The Liberal government’s first budget yesterday increases the federal government ceiling on public transit funding from 33% to 50%, with ridership levels also taken into consideration. This steps away from the federal government’s usual one-third model for funding these projects, leaving the provincial government to fund one-third and municipal levels of government to cover the remaining one-third.
But the big multi-billion dollar federal commitments will not begin to arrive until 2021, when the second phase of infrastructure funding kicks in. Only $3.38 billion has been allocated for public transit inves in the first phase’s budget, of which $370 million will be claimed by Metro Vancouver.
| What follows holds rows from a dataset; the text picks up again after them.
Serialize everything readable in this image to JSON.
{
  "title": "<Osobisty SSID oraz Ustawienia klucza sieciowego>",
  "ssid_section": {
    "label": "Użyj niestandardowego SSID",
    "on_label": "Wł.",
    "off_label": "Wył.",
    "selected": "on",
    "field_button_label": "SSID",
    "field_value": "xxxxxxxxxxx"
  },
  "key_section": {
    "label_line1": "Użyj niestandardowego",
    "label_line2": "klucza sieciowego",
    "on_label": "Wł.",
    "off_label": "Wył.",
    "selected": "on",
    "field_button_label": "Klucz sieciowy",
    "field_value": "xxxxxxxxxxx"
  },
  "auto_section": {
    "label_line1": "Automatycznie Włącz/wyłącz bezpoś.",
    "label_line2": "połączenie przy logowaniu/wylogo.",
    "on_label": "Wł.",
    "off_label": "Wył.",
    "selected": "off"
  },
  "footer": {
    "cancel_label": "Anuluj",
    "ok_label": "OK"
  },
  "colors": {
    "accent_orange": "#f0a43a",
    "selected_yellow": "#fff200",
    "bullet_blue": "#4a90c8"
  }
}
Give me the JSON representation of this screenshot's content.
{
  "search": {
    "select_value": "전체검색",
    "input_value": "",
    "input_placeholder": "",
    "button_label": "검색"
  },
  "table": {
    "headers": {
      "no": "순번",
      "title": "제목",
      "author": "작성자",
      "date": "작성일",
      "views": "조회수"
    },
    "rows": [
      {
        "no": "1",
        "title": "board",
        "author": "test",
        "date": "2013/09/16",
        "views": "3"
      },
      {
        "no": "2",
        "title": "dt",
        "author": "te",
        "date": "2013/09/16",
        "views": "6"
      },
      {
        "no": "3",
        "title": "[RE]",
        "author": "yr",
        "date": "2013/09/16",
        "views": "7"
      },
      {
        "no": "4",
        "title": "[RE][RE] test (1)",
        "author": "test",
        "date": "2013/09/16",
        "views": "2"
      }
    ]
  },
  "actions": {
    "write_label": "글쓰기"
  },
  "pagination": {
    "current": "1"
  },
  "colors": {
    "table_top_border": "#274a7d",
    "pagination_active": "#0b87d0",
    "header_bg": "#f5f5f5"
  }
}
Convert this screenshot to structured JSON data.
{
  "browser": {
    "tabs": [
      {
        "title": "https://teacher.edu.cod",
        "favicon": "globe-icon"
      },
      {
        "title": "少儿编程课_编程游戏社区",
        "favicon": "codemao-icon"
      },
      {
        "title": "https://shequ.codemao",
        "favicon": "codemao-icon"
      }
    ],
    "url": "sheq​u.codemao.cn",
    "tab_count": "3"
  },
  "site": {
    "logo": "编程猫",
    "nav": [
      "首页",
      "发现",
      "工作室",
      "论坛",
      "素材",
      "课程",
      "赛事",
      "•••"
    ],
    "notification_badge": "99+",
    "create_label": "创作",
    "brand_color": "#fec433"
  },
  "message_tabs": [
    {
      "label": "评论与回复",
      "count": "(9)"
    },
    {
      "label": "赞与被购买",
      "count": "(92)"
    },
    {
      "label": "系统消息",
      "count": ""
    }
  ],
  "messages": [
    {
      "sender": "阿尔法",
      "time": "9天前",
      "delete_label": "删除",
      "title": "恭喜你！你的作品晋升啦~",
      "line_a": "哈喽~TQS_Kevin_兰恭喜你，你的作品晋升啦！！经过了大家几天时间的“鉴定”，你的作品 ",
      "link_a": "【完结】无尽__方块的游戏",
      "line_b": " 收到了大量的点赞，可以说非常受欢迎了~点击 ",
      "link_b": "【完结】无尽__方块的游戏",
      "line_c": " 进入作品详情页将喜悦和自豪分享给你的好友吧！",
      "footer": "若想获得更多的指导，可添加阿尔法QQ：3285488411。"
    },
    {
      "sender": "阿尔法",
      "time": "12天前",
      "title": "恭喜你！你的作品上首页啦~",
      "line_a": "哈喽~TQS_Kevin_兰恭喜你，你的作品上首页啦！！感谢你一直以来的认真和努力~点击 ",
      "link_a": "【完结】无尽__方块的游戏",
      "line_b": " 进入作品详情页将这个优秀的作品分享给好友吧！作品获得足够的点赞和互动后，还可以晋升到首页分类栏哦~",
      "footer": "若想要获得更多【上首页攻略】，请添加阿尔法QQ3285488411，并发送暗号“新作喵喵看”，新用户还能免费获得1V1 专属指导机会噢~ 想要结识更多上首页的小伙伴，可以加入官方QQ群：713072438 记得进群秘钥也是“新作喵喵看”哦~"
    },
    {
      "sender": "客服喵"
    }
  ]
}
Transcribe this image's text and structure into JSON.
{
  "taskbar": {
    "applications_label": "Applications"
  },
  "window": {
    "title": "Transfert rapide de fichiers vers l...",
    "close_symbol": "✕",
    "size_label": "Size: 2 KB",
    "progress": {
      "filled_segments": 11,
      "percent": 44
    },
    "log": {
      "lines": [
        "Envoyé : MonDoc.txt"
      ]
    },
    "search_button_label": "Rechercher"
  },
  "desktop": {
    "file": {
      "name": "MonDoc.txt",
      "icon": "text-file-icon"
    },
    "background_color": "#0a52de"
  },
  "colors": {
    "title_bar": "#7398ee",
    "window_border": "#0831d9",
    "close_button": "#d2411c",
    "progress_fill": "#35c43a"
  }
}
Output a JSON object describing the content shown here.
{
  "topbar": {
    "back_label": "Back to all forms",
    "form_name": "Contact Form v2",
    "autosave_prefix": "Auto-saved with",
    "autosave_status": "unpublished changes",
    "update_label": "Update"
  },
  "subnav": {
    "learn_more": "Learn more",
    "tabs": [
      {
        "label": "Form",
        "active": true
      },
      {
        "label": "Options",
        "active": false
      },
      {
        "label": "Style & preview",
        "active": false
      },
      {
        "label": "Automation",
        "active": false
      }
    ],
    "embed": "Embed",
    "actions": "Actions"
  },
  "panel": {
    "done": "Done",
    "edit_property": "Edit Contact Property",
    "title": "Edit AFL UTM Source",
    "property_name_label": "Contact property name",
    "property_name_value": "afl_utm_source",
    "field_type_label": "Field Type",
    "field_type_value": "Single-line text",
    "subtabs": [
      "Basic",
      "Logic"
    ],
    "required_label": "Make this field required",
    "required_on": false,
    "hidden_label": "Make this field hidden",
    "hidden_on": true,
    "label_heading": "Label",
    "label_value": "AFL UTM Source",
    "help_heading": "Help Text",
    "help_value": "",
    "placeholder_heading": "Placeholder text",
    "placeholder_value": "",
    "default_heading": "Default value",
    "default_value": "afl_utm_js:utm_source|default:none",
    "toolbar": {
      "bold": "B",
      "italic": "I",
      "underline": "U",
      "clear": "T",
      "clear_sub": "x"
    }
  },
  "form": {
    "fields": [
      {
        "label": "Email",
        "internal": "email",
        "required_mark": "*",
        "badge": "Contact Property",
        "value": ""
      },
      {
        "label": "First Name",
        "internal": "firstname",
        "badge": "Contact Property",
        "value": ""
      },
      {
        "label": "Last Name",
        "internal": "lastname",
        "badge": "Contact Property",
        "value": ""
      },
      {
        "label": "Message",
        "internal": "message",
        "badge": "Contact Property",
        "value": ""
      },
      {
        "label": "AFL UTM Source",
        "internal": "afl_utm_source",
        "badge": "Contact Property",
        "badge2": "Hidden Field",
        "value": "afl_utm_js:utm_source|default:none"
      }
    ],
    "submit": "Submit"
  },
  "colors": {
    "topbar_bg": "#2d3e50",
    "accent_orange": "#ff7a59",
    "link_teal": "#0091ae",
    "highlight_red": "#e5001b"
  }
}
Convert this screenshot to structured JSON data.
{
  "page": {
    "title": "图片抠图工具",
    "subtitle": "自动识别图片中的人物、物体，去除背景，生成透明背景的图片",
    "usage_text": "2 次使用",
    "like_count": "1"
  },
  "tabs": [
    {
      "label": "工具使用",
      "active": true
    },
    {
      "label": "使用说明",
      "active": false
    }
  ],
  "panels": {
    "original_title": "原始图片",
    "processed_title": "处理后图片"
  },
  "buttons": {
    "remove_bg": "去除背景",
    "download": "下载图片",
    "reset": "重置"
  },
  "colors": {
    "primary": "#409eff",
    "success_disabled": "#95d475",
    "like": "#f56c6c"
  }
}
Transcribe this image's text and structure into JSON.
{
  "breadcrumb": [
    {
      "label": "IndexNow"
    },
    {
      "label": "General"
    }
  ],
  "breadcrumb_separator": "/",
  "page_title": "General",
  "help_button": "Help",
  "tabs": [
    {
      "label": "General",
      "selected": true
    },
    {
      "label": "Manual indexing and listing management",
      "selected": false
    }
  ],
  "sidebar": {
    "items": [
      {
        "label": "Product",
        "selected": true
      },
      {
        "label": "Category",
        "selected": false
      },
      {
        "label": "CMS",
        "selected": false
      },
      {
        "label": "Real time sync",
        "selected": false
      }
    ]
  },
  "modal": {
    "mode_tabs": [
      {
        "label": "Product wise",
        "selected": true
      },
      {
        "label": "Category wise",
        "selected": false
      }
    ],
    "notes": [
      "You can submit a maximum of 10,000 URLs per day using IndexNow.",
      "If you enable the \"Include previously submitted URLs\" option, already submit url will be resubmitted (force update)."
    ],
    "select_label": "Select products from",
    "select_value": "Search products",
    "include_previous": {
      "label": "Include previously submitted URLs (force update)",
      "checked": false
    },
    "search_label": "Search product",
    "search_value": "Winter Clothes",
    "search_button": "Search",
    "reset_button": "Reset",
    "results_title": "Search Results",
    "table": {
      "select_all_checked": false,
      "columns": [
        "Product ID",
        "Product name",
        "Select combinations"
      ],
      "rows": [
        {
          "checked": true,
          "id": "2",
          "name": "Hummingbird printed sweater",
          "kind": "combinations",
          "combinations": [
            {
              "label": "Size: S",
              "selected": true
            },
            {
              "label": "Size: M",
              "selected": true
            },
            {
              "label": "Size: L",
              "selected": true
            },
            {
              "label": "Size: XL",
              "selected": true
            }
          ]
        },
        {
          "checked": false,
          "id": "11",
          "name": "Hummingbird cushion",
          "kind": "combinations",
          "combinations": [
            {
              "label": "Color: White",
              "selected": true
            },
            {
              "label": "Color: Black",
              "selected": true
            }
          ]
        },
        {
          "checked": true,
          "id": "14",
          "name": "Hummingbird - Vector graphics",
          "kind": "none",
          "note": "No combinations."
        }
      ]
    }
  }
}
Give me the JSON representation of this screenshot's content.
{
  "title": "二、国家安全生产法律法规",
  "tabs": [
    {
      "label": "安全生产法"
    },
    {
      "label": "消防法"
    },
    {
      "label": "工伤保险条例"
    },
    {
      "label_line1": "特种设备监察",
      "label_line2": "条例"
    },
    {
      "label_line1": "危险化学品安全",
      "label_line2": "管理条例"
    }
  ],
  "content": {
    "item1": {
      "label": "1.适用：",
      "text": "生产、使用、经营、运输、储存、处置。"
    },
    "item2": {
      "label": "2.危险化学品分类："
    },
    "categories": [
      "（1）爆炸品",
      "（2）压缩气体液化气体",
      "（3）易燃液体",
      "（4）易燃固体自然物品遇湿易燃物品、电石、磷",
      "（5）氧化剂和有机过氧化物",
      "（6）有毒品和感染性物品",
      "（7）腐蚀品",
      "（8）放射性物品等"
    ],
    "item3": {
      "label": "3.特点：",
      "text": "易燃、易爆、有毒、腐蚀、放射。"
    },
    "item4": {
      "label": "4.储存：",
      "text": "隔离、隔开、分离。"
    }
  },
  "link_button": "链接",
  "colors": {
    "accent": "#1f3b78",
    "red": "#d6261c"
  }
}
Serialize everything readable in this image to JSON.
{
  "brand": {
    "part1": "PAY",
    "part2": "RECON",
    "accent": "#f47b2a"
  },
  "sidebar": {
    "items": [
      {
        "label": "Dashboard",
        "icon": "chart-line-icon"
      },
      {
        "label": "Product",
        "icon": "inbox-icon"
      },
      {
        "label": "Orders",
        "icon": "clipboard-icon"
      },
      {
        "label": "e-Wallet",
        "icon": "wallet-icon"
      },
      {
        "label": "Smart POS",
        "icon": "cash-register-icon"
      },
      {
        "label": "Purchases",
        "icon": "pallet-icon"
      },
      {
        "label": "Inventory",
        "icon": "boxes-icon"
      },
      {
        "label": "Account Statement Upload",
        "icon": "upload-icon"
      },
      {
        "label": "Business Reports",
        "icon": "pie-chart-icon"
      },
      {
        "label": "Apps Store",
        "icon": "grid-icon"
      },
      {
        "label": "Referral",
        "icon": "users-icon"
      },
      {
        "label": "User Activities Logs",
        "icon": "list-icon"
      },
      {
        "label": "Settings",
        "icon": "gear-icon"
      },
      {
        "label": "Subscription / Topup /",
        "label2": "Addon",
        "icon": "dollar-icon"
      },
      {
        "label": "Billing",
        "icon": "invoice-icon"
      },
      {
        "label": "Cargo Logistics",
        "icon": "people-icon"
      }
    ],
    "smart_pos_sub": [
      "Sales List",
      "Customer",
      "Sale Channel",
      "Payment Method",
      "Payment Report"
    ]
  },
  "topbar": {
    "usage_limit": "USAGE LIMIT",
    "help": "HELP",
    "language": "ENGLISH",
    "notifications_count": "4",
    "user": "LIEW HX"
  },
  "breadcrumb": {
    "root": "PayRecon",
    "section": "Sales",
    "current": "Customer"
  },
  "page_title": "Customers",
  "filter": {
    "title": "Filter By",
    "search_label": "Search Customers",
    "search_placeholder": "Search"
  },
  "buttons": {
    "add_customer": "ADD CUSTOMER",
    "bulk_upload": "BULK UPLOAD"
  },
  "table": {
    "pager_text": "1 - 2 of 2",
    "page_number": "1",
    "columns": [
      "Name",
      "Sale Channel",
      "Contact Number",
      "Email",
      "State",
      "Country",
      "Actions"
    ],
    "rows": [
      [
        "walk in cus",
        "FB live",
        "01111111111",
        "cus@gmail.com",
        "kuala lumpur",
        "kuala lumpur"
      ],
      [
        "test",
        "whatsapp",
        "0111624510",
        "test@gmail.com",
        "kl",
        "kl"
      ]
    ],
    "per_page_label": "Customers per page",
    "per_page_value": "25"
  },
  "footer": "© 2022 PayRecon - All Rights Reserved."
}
Under the old model, TransLink would have been required to find $1.5 billion of the $4.5 billion needed to build the Broadway subway and Surrey light rail projects. The most recent construction cost estimates peg the six-kilometre-long underground SkyTrain extension of the Millennium Line under Broadway, from VCC-Clark Station to Arbutus Street, at $1.9 billion while the 27-kilometre light rail transit network in Surrey is $2.6 billion.
If both projects receive the maximum 50% cap, this amounts to $2.25 billion from the federal government. It would leave the provincial government with $1.485 billion for its 33% share.
For TransLink, it could theoretically be responsible for finding at least $765 million – half the amount under the original model. With senior governments covering 83%, the public transit authority would take on 17%, assuming the provincial government is unwilling to budge on taking on a greater contribution beyond one-third.
Of course, these figures assume that construction costs will not increase. But as with most major infrastructure projects, costs always climb upwards as planning work becomes more advanced. For instance, earlier this month, the City of Surrey said construction costs for its LRT proposal had increased from $2.14 billion to $2.6 billion.
Some of the funding from the federal budget’s first phase of infrastructure commitments will go towards accelerating planning work for both projects, so that the projects can be shovel-ready in 2021.
On the other hand, rising public costs during the construction phase are unlikely given that the private contractor is usually responsible for covering any and all cost overruns experienced during the construction phase. This is the case with the Evergreen Line, which experienced a year-long delay from issues with tunnel boring.
Projected ridership, a key element for the overall impact and benefit of a transit project, could be a core factor in determining which projects reach the 50% ceiling in federal funding.
If the expansions were to open in 2021, the Broadway SkyTrain extension to Arbutus would attract 150,000 riders per day while Surrey LRT will see just 69,000 riders per day, despite being the most expensive project. It remains to be seen whether the senior governments will conduct their own business case study of the Surrey project, comparing light rail with an extension of existing SkyTrain technology.
Additionally, how TransLink will fulfill it share – whether it be 17%, 33% or somewhere in between – could be a decision left up to the provincial government. The Ministry of Transportation has previously hinted that another plebiscite would be required to introduce tolls or a vehicle levy.